Bantah Isu Perselingkuhan
Dalam klarifikasinya, Inka dengan tegas membantah tuduhan bahwa dirinya pernah menjalin hubungan dengan Pratama Arhan saat sang atlet masih berstatus sebagai suami Azizah Salsha.
"Ga ada perselingkuhan," tegas Inka.
Ia juga menanggapi rumor mengenai dugaan aliran transfer uang dari Arhan kepadanya. Menurut Inka, tuduhan tersebut tidak memiliki dasar yang jelas.
"Keluarin bukti TF kalau memang ada. Dan bisa akses dari mana ngeliat transferan?" lanjutnya.
Rumor Makin Ramai Dibahas Warganet
Sebelumnya, publik sempat mengaitkan kedekatan Inka dan Arhan dengan hubungan pertemanan Inka bersama Azizah Salsha di masa lalu. Hal itu membuat rumor semakin ramai diperbincangkan di media sosial.
warganet juga menyoroti sebuah pesan broadcast yang diduga berkaitan dengan Pratama Arhan. Namun, Inka menegaskan pesan tersebut sebenarnya ditujukan kepada pria lain yang pernah dekat dengannya.

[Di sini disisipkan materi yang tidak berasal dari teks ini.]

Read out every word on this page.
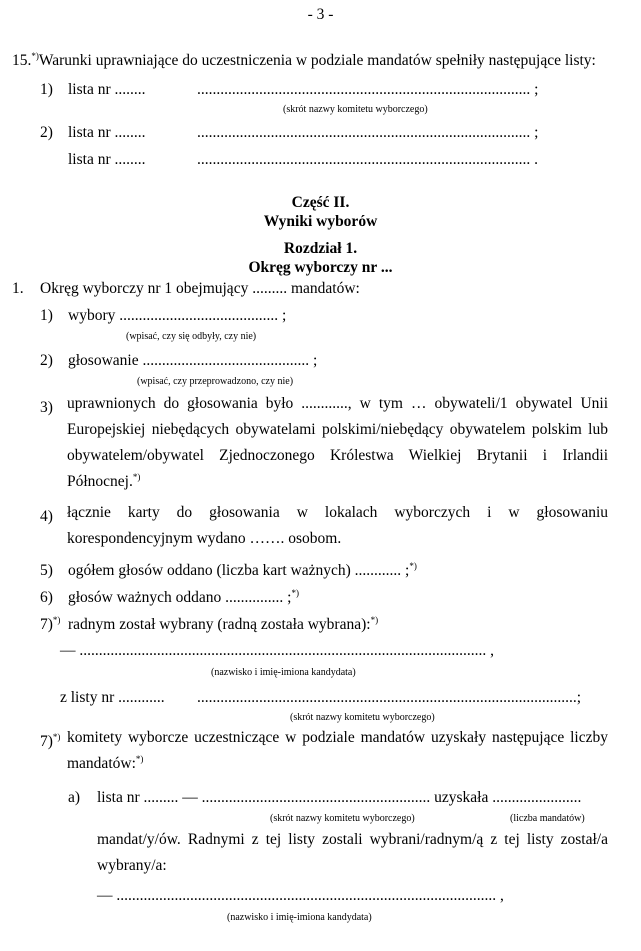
- 3 -
15.*)Warunki uprawniające do uczestniczenia w podziale mandatów spełniły następujące listy:
1) lista nr ........	...................................................................................... ;
(skrót nazwy komitetu wyborczego)
2) lista nr ........	...................................................................................... ;
lista nr ........	...................................................................................... .
Część II.
Wyniki wyborów
Rozdział 1.
Okręg wyborczy nr ...
1. Okręg wyborczy nr 1 obejmujący ......... mandatów:
1) wybory ......................................... ;
(wpisać, czy się odbyły, czy nie)
2) głosowanie ........................................... ;
(wpisać, czy przeprowadzono, czy nie)
3) uprawnionych do głosowania było ............, w tym … obywateli/1 obywatel Unii Europejskiej niebędących obywatelami polskimi/niebędący obywatelem polskim lub obywatelem/obywatel Zjednoczonego Królestwa Wielkiej Brytanii i Irlandii Północnej.*)
4) łącznie karty do głosowania w lokalach wyborczych i w głosowaniu korespondencyjnym wydano ……. osobom.
5) ogółem głosów oddano (liczba kart ważnych) ............ ;*)
6) głosów ważnych oddano ............... ;*)
7)*) radnym został wybrany (radną została wybrana):*)
— ......................................................................................................... ,
(nazwisko i imię-imiona kandydata)
z listy nr ............ ..................................................................................................;
(skrót nazwy komitetu wyborczego)
7)*) komitety wyborcze uczestniczące w podziale mandatów uzyskały następujące liczby mandatów:*)
a) lista nr ......... — ........................................................... uzyskała .......................
(skrót nazwy komitetu wyborczego)	(liczba mandatów)
mandat/y/ów. Radnymi z tej listy zostali wybrani/radnym/ą z tej listy został/a wybrany/a:
— .................................................................................................. ,
(nazwisko i imię-imiona kandydata)
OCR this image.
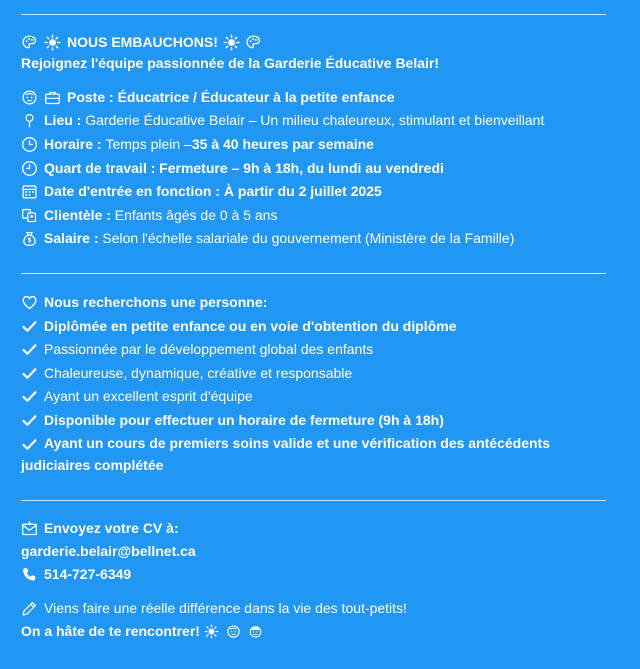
NOUS EMBAUCHONS!
Rejoignez l'équipe passionnée de la Garderie Éducative Belair!
Poste :
Éducatrice / Éducateur à la petite enfance
Lieu :
Garderie Éducative Belair – Un milieu chaleureux, stimulant et bienveillant
Horaire :
Temps plein – 35 à 40 heures par semaine
Quart de travail :
Fermeture – 9h à 18h, du lundi au vendredi
Date d'entrée en fonction :
À partir du 2 juillet 2025
Clientèle :
Enfants âgés de 0 à 5 ans
Salaire :
Selon l'échelle salariale du gouvernement (Ministère de la Famille)
Nous recherchons une personne:
Diplômée en petite enfance ou en voie d'obtention du diplôme
Passionnée par le développement global des enfants
Chaleureuse, dynamique, créative et responsable
Ayant un excellent esprit d'équipe
Disponible pour effectuer un horaire de fermeture (9h à 18h)
Ayant un cours de premiers soins valide et une vérification des antécédents judiciaires complétée
Envoyez votre CV à:
garderie.belair@bellnet.ca
514-727-6349
Viens faire une réelle différence dans la vie des tout-petits!
On a hâte de te rencontrer!
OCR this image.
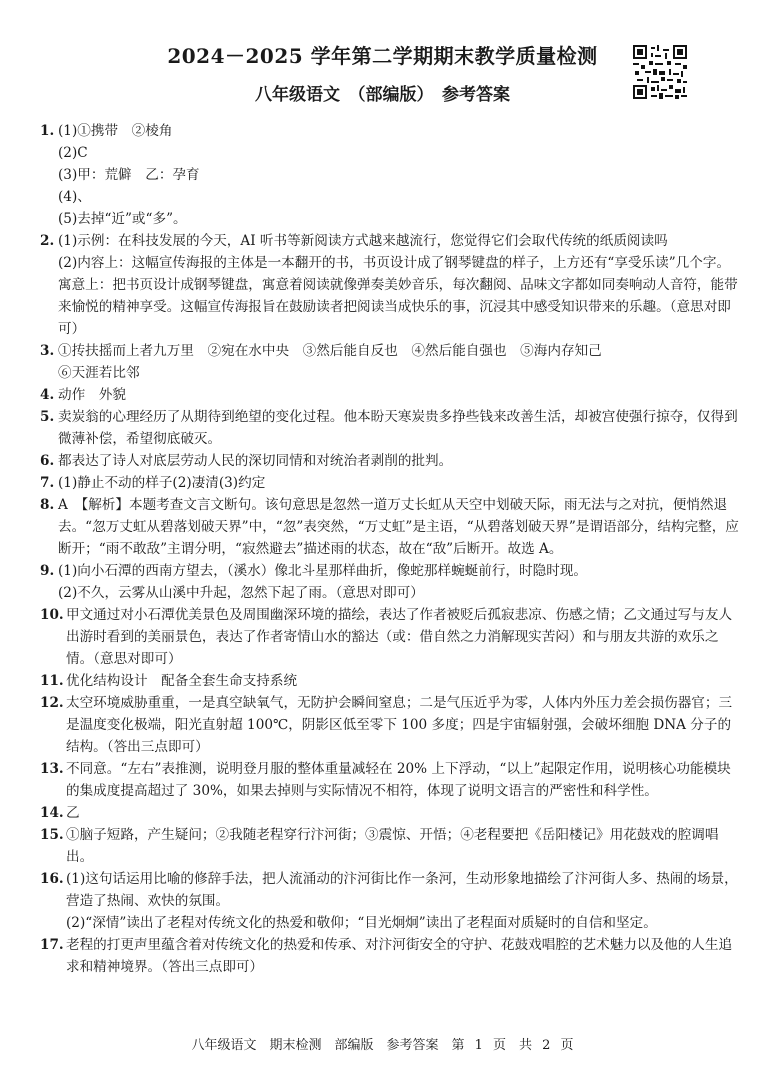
2024－2025 学年第二学期期末教学质量检测
八年级语文　（部编版）　参考答案
1. (1)①携带　②棱角
(2)C
(3)甲：荒僻　乙：孕育
(4)、
(5)去掉“近”或“多”。
2. (1)示例：在科技发展的今天，AI 听书等新阅读方式越来越流行，您觉得它们会取代传统的纸质阅读吗
(2)内容上：这幅宣传海报的主体是一本翻开的书，书页设计成了钢琴键盘的样子，上方还有“享受乐读”几个字。寓意上：把书页设计成钢琴键盘，寓意着阅读就像弹奏美妙音乐，每次翻阅、品味文字都如同奏响动人音符，能带来愉悦的精神享受。这幅宣传海报旨在鼓励读者把阅读当成快乐的事，沉浸其中感受知识带来的乐趣。（意思对即可）
3. ①抟扶摇而上者九万里　②宛在水中央　③然后能自反也　④然后能自强也　⑤海内存知己
⑥天涯若比邻
4. 动作　外貌
5. 卖炭翁的心理经历了从期待到绝望的变化过程。他本盼天寒炭贵多挣些钱来改善生活，却被宫使强行掠夺，仅得到微薄补偿，希望彻底破灭。
6. 都表达了诗人对底层劳动人民的深切同情和对统治者剥削的批判。
7. (1)静止不动的样子(2)凄清(3)约定
8. A　【解析】本题考查文言文断句。该句意思是忽然一道万丈长虹从天空中划破天际，雨无法与之对抗，便悄然退去。“忽万丈虹从碧落划破天界”中，“忽”表突然，“万丈虹”是主语，“从碧落划破天界”是谓语部分，结构完整，应断开；“雨不敢敌”主谓分明，“寂然避去”描述雨的状态，故在“敌”后断开。故选 A。
9. (1)向小石潭的西南方望去，（溪水）像北斗星那样曲折，像蛇那样蜿蜒前行，时隐时现。
(2)不久，云雾从山溪中升起，忽然下起了雨。（意思对即可）
10. 甲文通过对小石潭优美景色及周围幽深环境的描绘，表达了作者被贬后孤寂悲凉、伤感之情；乙文通过写与友人出游时看到的美丽景色，表达了作者寄情山水的豁达（或：借自然之力消解现实苦闷）和与朋友共游的欢乐之情。（意思对即可）
11. 优化结构设计　配备全套生命支持系统
12. 太空环境威胁重重，一是真空缺氧气，无防护会瞬间窒息；二是气压近乎为零，人体内外压力差会损伤器官；三是温度变化极端，阳光直射超 100℃，阴影区低至零下 100 多度；四是宇宙辐射强，会破坏细胞 DNA 分子的结构。（答出三点即可）
13. 不同意。“左右”表推测，说明登月服的整体重量减轻在 20% 上下浮动，“以上”起限定作用，说明核心功能模块的集成度提高超过了 30%，如果去掉则与实际情况不相符，体现了说明文语言的严密性和科学性。
14. 乙
15. ①脑子短路，产生疑问；②我随老程穿行汴河街；③震惊、开悟；④老程要把《岳阳楼记》用花鼓戏的腔调唱出。
16. (1)这句话运用比喻的修辞手法，把人流涌动的汴河街比作一条河，生动形象地描绘了汴河街人多、热闹的场景，营造了热闹、欢快的氛围。
(2)“深情”读出了老程对传统文化的热爱和敬仰；“目光炯炯”读出了老程面对质疑时的自信和坚定。
17. 老程的打更声里蕴含着对传统文化的热爱和传承、对汴河街安全的守护、花鼓戏唱腔的艺术魅力以及他的人生追求和精神境界。（答出三点即可）
八年级语文　期末检测　部编版　参考答案　第 1 页　共 2 页
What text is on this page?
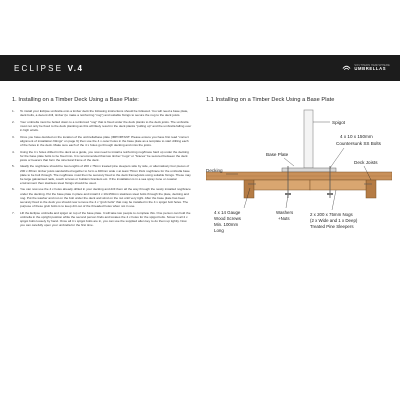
ECLIPSE V.4	SOUTHERN HEMISPHERE
UMBRELLAS
1. Installing on a Timber Deck Using a Base Plate:
1.	To install your Eclipse umbrella onto a timber deck the following instructions should be followed. You will need a base plate, deck bolts, a decent drill, timber (to make a reinforcing "nog") and suitable fixings to secure the nog to the deck joists.
2.	Your umbrella must be bolted down to a reinforced "nog" that is fixed under the deck planks to the deck joists. The umbrella must not only be fixed to the deck planking as this will likely result in the deck planks "pulling up" and the umbrella falling over in high winds.
3.	Once you have decided on the location of the umbrella/base plate (IMPORTANT: Please ensure you have first read "correct alignment of installation fittings" on page 9) then use the 4 x outer holes in the base plate as a template to start drilling each of the holes in the deck. Make sure each of the 4 x holes go through decking and miss the joists.
4.	Using the 4 x holes drilled in the deck as a guide, you now need to install a reinforcing nog/brace hard up under the decking for the base plate bolts to be fixed into. It is recommended that two timber "nogs" or "braces" be secured between the deck joists or bearers that form the structural frame of the deck.
5.	Ideally the nog/brace should be two lengths of 200 x 75mm treated pine sleepers side by side, or alternatively four pieces of 200 x 38mm timber joists sandwiched together to form a 400mm wide x at least 75mm thick nog/brace for the umbrella base plate to be bolt through. The nog/brace must then be securely fixed to the deck frame/joists using suitable fixings. These may be large galvanised nails, coach screws or builders brackets etc. If the installation is in a sea spray zone or coastal environment then stainless steel fixings should be used.
6.	You can now use the 4 x holes already drilled in your decking and drill them all the way through the newly installed nog/brace under the decking. Put the base plate in place and install 4 x 10x150mm stainless steel bolts through the plate, decking and nog. Put the washer and nut on the bolt under the deck and wind on the nut until very tight. After the base plate has been securely fixed to the deck you should now remove the 4 x "grub bolts" that may be installed in the 4 x spigot bolt holes. The purpose of these grub bolts is to keep dirt out of the threaded holes when not in use.
7.	Lift the Eclipse umbrella and spigot on top of the base plate. It will take two people to complete this. One person can hold the umbrella in the upright position while the second person finds and locates the 4 x holes for the spigot bolts. Screw in all 4 x spigot bolts loosely by hand. Once all 4 x spigot bolts are in, you can use the supplied allen key to do them up tightly. Now you can carefully open your umbrella for the first time.
1.1 Installing on a Timber Deck Using a Base Plate
Spigot
Base Plate
4 x 10 x 150mm
Countersunk SS Bolts
Decking
Deck Joists
4 x 14 Gauge
Wood Screws
Min. 100mm
Long
Washers
+Nuts
2 x 200 x 75mm Nogs
(2 x Wide and 1 x Deep)
Treated Pine Sleepers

"Hey sayang aku jomblo 2 tahun terus dekat sama orang lain dan memang HTS-an lumayan lama, broadcast-ku bertujuan untuk orang tersebut, bukan yang anda maksud," jelasnya.
Minta Publik Tidak Sebar Asumsi
Di akhir klarifikasinya, Inka meminta masyarakat berhenti membangun opini berdasarkan asumsi pribadi. Ia berharap publik lebih bijak sebelum menyebarkan cerita yang belum tentu benar.
"Mohon untuk tidak membuat atau menyebarkan cerita yang tidak benar seakan-akan itu fakta. Asumsi pribadi dan prasangka kalian bukan berarti kenyataan," tulis Inka.
"Jadi tolong jangan merealisasikan keburukan yang ada di pikiran sendiri menjadi narasi tentang hidup orang lain," tutupnya.